Thursday, June 30, 2005

A conference day

Conference started today dot at 8:20. It started with a very exciting keynote by Christos Papadupoulous (got the spelling messed up definitely) - yeah the same famous computational complexity person. He gave an awesome talk on the applications of theory in networking. he talked on 3 specific issues - multi-hop clock synchronization, routing based on virtual coordinates, and congestion control in routing. The first 2 topics i had worked on myself, and was very impressed by ease and natural way he analyzed the problem. But this congestion stuff was very new to me and was fascinating. Just so elegant. I still remembered the course I had taken in my final semester at IIT and had to go through every line of his book with so much effort. But, that was just dumb me. and Christos looked like a proper theoritician too, big beard and bald head. He also stated a geometric problem very casually, which I found myself working on long after his speech. And realizing why I had (and still do) loved this sort of mathematics so much, and after spending quite a bit of time on it, also remembered why I left it for Computer Science and engineering (aka Common Sense engineering).

Then the talks got underway, quite a few papers were really nice. after a lunch (yeah, seafood again. this time shorebird sandwich) at a hawaiian restaurant, was the turn of the Systems session - in which I was to present my paper. Though it was the most interesting from my perspective, I found myself going over and over my slides and not paying full attention to the slides. was a bit tensed up I guess, as a lot of the top guys in sensor networks was around. just felt a little unnerved. anyways, my turn came and my talk went pretty well. there were questions which could handle well, and not any specific things. Boss said later, he could not really think of much scope for improvement of my talk. ;-) good relief after the not-so-polished proposal presentation last month.

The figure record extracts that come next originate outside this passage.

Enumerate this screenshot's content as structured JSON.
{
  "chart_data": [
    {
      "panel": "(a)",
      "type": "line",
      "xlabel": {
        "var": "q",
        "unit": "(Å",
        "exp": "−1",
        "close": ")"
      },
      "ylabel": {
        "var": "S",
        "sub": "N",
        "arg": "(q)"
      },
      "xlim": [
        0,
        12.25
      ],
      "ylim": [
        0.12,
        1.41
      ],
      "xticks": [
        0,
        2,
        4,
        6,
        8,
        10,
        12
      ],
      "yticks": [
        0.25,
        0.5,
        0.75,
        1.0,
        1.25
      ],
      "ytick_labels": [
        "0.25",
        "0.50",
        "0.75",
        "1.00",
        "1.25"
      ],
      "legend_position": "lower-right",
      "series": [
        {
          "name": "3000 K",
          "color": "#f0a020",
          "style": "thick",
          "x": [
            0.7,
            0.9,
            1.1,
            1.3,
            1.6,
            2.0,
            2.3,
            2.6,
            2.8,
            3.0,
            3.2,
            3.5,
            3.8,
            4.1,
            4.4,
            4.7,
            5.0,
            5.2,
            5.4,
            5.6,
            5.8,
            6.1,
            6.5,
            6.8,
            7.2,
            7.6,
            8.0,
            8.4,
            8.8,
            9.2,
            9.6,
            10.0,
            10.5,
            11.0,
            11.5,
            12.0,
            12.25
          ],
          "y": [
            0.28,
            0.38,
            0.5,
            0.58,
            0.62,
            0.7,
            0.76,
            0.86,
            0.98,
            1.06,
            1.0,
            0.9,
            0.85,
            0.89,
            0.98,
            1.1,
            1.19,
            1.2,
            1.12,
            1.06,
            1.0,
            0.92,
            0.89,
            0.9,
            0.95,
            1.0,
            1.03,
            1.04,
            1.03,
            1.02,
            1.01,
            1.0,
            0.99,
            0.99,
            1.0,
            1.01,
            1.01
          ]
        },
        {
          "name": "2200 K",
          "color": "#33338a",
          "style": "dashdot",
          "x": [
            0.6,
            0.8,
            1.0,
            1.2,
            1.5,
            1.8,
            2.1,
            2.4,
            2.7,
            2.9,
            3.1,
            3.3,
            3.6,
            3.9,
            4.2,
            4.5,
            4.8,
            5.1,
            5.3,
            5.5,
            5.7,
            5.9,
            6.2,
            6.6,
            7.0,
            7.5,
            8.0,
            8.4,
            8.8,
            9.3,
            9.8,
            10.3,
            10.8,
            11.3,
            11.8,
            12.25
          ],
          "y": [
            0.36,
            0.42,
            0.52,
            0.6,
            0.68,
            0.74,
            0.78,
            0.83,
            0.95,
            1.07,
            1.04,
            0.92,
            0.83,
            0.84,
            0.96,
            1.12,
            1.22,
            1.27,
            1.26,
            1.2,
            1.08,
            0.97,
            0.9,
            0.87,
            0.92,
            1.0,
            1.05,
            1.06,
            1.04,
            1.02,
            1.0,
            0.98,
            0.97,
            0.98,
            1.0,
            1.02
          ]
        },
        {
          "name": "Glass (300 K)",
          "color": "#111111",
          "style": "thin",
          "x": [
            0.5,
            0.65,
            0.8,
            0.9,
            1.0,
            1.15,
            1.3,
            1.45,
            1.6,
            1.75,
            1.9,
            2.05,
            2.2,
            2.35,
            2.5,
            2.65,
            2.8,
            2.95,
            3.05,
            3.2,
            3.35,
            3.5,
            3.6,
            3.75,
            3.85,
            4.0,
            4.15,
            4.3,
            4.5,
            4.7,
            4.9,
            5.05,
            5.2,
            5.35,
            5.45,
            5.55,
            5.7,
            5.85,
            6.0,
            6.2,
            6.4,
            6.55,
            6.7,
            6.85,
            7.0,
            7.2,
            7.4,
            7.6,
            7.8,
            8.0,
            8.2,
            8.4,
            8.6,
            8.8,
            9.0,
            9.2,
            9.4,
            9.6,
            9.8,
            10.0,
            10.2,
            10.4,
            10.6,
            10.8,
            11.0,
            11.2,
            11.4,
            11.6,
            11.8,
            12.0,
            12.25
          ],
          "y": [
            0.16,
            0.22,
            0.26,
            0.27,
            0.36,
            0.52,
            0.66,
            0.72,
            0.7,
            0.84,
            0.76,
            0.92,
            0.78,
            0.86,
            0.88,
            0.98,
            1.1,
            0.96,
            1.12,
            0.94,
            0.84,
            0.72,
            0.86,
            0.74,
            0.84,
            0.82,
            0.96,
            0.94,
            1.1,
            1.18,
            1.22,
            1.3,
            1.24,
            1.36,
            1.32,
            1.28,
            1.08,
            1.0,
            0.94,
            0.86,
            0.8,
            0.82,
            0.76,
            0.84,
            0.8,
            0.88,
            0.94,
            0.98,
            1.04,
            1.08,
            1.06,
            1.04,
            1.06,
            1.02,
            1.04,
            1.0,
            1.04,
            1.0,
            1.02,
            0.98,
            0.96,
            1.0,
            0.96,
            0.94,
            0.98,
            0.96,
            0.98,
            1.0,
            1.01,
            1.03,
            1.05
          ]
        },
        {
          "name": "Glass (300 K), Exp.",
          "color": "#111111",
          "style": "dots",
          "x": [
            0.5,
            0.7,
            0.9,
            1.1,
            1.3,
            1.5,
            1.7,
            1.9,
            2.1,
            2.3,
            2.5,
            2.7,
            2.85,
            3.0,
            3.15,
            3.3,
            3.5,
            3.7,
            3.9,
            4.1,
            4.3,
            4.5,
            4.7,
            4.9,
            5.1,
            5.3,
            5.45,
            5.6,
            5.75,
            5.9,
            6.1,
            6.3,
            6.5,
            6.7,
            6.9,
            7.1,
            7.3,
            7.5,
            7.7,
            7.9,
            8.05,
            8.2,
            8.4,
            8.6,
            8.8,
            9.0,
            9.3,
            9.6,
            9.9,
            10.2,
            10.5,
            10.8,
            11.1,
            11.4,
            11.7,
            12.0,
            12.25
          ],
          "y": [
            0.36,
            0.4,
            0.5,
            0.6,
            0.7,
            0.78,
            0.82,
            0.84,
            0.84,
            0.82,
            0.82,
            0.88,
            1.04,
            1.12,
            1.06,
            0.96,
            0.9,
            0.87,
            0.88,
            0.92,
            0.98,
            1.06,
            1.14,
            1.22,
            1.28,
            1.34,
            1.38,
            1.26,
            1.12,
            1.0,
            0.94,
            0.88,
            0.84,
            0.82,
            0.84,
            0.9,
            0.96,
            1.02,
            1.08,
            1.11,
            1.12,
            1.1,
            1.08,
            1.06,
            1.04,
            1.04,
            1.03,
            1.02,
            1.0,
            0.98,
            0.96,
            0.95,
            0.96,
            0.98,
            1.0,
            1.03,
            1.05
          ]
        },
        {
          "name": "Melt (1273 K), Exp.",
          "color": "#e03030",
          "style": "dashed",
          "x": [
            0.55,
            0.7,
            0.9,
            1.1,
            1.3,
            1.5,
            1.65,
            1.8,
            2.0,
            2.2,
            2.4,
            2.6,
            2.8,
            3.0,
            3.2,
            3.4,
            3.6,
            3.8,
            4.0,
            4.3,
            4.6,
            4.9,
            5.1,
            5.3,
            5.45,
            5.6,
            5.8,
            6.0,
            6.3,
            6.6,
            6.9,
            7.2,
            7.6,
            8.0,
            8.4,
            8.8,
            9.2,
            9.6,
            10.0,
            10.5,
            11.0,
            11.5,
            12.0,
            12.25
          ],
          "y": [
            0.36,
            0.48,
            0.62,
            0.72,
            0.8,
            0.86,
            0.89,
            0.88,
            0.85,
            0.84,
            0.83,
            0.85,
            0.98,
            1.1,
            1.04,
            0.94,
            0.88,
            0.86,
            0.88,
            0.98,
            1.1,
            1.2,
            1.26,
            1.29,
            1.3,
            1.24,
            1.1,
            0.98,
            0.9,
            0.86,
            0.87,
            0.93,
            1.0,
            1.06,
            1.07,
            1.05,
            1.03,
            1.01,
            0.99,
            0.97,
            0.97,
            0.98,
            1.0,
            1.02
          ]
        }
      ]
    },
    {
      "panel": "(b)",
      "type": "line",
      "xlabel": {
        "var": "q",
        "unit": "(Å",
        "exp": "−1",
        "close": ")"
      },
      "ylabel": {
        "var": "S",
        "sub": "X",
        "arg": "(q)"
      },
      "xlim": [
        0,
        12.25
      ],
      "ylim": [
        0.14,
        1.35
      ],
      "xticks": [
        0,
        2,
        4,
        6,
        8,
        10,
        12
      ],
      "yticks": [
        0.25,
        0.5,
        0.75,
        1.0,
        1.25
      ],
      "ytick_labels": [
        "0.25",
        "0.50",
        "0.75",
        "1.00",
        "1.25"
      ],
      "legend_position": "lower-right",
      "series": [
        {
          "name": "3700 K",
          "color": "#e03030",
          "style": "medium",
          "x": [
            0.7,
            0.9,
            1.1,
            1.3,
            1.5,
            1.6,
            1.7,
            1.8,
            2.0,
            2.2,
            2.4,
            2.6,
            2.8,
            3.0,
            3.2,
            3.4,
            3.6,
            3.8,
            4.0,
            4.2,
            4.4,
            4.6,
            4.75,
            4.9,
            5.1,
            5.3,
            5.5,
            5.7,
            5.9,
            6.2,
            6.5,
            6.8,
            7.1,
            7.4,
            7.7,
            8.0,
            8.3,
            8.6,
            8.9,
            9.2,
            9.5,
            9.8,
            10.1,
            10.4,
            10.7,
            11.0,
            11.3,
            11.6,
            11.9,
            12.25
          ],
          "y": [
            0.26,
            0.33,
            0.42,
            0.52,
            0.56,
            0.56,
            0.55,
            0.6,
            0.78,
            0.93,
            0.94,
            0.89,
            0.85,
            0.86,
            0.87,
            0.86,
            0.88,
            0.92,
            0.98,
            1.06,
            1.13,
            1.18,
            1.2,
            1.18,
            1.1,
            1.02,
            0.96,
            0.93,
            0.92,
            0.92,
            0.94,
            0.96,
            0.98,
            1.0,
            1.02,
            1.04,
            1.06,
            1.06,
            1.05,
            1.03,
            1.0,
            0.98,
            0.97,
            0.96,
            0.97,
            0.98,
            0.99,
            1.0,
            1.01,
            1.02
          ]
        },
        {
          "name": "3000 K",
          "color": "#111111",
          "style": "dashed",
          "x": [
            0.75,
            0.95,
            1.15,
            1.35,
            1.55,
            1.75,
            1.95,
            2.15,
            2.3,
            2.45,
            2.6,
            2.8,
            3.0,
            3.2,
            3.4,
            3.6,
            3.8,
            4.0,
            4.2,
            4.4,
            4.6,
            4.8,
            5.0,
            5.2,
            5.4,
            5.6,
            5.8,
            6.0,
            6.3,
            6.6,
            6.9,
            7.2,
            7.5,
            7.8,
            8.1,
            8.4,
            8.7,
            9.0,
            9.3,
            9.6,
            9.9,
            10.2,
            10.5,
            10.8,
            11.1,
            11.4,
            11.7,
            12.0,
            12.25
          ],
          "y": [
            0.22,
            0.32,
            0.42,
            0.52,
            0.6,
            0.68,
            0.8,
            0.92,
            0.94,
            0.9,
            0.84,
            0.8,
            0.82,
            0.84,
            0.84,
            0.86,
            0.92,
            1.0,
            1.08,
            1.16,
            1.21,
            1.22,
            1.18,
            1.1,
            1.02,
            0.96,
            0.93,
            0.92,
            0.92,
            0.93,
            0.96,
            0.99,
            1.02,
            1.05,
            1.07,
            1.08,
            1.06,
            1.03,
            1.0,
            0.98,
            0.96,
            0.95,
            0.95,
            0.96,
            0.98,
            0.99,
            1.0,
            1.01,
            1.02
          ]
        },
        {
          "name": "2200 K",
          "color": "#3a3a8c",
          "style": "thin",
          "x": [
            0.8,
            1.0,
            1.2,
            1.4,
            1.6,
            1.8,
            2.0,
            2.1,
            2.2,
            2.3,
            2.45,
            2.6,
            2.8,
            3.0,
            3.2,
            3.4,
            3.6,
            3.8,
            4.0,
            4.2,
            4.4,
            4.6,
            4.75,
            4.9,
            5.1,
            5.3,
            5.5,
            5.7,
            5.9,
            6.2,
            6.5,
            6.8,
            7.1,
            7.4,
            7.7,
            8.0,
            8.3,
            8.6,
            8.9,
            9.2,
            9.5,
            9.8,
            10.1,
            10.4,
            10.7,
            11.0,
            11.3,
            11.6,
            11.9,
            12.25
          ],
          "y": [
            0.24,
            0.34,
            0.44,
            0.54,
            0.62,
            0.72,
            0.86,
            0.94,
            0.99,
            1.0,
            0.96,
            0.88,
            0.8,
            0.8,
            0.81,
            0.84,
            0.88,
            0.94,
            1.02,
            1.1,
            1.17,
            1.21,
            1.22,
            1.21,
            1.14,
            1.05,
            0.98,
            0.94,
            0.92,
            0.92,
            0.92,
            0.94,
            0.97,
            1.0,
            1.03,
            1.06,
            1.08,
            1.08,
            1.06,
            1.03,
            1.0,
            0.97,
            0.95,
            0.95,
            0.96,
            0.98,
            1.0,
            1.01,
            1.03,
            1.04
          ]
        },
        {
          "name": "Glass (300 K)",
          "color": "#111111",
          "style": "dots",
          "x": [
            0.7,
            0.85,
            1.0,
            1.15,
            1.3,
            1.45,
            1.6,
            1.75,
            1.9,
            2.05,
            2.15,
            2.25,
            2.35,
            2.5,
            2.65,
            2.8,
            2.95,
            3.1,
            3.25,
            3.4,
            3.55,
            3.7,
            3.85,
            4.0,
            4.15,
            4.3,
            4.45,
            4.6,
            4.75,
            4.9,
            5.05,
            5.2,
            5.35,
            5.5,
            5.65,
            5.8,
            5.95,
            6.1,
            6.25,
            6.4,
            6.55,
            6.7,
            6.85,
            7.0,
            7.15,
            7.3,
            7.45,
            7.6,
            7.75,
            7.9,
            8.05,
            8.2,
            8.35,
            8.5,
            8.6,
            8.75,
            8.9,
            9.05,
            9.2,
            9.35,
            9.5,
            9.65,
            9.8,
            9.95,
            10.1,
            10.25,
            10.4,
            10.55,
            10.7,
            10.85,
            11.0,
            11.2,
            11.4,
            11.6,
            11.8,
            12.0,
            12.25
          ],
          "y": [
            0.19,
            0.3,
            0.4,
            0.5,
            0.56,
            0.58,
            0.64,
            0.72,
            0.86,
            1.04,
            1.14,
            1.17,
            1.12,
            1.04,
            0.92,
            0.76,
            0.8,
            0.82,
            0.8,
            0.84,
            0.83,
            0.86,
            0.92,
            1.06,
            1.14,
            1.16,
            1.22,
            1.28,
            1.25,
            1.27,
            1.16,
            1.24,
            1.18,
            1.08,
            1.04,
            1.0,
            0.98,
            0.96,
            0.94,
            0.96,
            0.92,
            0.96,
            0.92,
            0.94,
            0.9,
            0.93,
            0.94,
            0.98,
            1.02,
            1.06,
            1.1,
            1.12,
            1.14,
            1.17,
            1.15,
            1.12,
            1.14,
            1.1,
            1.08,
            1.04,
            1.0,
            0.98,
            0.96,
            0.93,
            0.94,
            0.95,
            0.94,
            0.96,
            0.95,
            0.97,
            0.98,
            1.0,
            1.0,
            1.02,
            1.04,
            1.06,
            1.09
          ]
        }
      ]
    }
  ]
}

Then came a panel discussion on sensor net applications, which many conferences have nowadays to have a reality check on the mainly academic papers. and then a reception and poster session on a tenth floor bay view hotel room. We went again to the same Library ale House for dinner, this time with a few more people. 2 young faculty from CMU and Harvard, a intel researcher and 2 more grad students. Had much more beer this time around. and had a fascinating time listening to the trials and hiccups and joys the bright young faculty have to go through initially. good thing I chose not to go into academia, it is a very hard life initially. They were also discussing the broken CS conference systems, and frustations of having good papers rejected for no good reason.